From mboxrd@z Thu Jan  1 00:00:00 1970
From: Christoph Hellwig <hch@lst.de>
Subject: Re: [PATCH v2] dma-direct: do not allocate a single page from CMA
 area
Date: Mon, 4 Feb 2019 09:23:07 +0100
Message-ID: <20190204082307.GA5916@lst.de>
References: <20190115215140.1545-1-nicoleotsuka@gmail.com>
Mime-Version: 1.0
Content-Type: text/plain; charset=us-ascii
Return-path: <linux-kernel-owner@vger.kernel.org>
Content-Disposition: inline
In-Reply-To: <20190115215140.1545-1-nicoleotsuka@gmail.com>
Sender: linux-kernel-owner@vger.kernel.org
To: Nicolin Chen <nicoleotsuka@gmail.com>
Cc: hch@lst.de, m.szyprowski@samsung.com, robin.murphy@arm.com, vdumpa@nvidia.com, iommu@lists.linux-foundation.org, linux-kernel@vger.kernel.org
List-Id: iommu@lists.linux-foundation.org

On Tue, Jan 15, 2019 at 01:51:40PM -0800, Nicolin Chen wrote:
> The addresses within a single page are always contiguous, so it's
> not so necessary to allocate one single page from CMA area. Since
> the CMA area has a limited predefined size of space, it might run
> out of space in some heavy use case, where there might be quite a
> lot CMA pages being allocated for single pages.
> 
> This patch tries to skip CMA allocations of single pages and lets
> them go through normal page allocations unless the allocation has
> a DMA_ATTR_FORCE_CONTIGUOUS attribute. This'd save some resources
> in the CMA area for further more CMA allocations, and it can also
> reduce CMA fragmentations resulted from trivial allocations.
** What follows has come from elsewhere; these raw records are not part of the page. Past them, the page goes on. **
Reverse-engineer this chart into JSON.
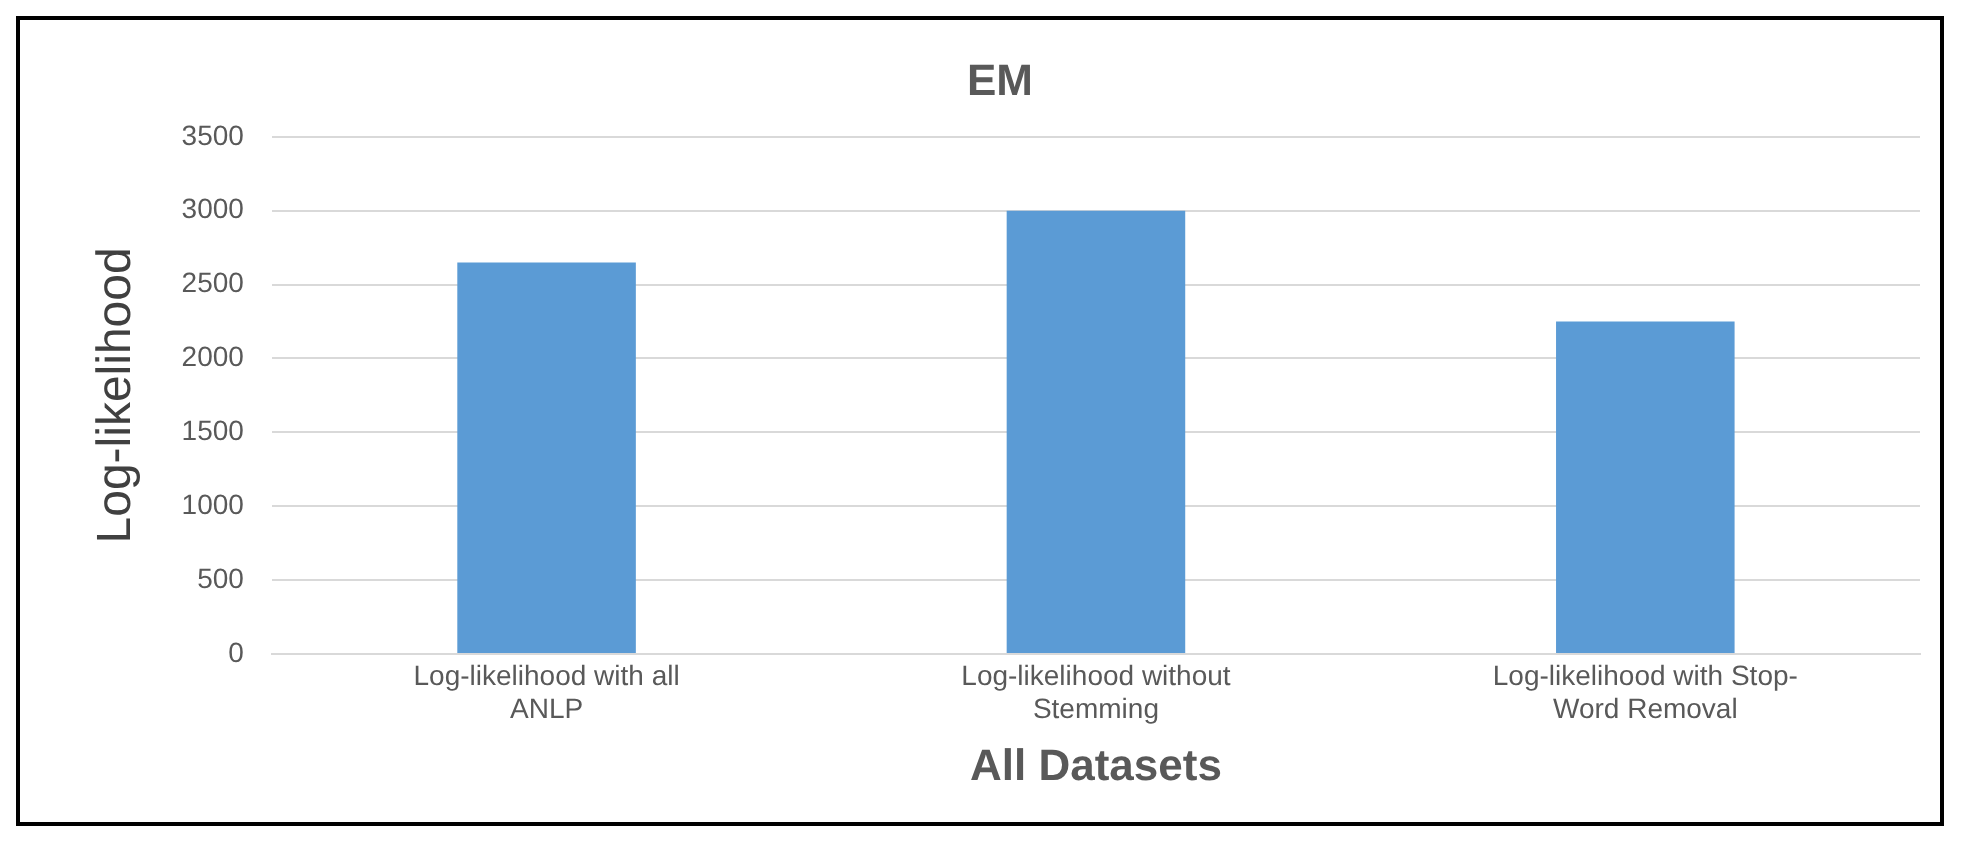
{
  "chart_data": {
    "type": "bar",
    "title": "EM",
    "xlabel": "All Datasets",
    "ylabel": "Log-likelihood",
    "categories": [
      "Log-likelihood with all ANLP",
      "Log-likelihood without Stemming",
      "Log-likelihood with Stop-Word Removal"
    ],
    "values": [
      2650,
      3000,
      2250
    ],
    "color": "#5b9bd5",
    "ylim": [
      0,
      3500
    ],
    "yticks": [
      0,
      500,
      1000,
      1500,
      2000,
      2500,
      3000,
      3500
    ],
    "grid": "y",
    "legend": false
  }
}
That DMA_ATTR_FORCE_CONTIGUOUS flag does not make sense.  A single
page allocation is per defintion always contigous.

>  again:
> -	/* CMA can be used only in the context which permits sleeping */
> -	if (gfpflags_allow_blocking(gfp)) {
> +	/*
> +	 * CMA can be used only in the context which permits sleeping.
> +	 * Since addresses within one PAGE are always contiguous, skip
> +	 * CMA allocation for a single page to save CMA reserved space
> +	 * unless DMA_ATTR_FORCE_CONTIGUOUS is flagged.
> +	 */
> +	if (gfpflags_allow_blocking(gfp) &&
> +	    (count > 1 || attrs & DMA_ATTR_FORCE_CONTIGUOUS)) {

And my other concern is that this skips allocating from the per-device
pool, which drivers might rely on.  To be honest I'm not sure there is
much of a point in the per-device CMA pool vs the traditional per-device
coherent pool, but I'd rather change that behavior in a clearly documented
commit with intentions rather as a side effect from a random optimization.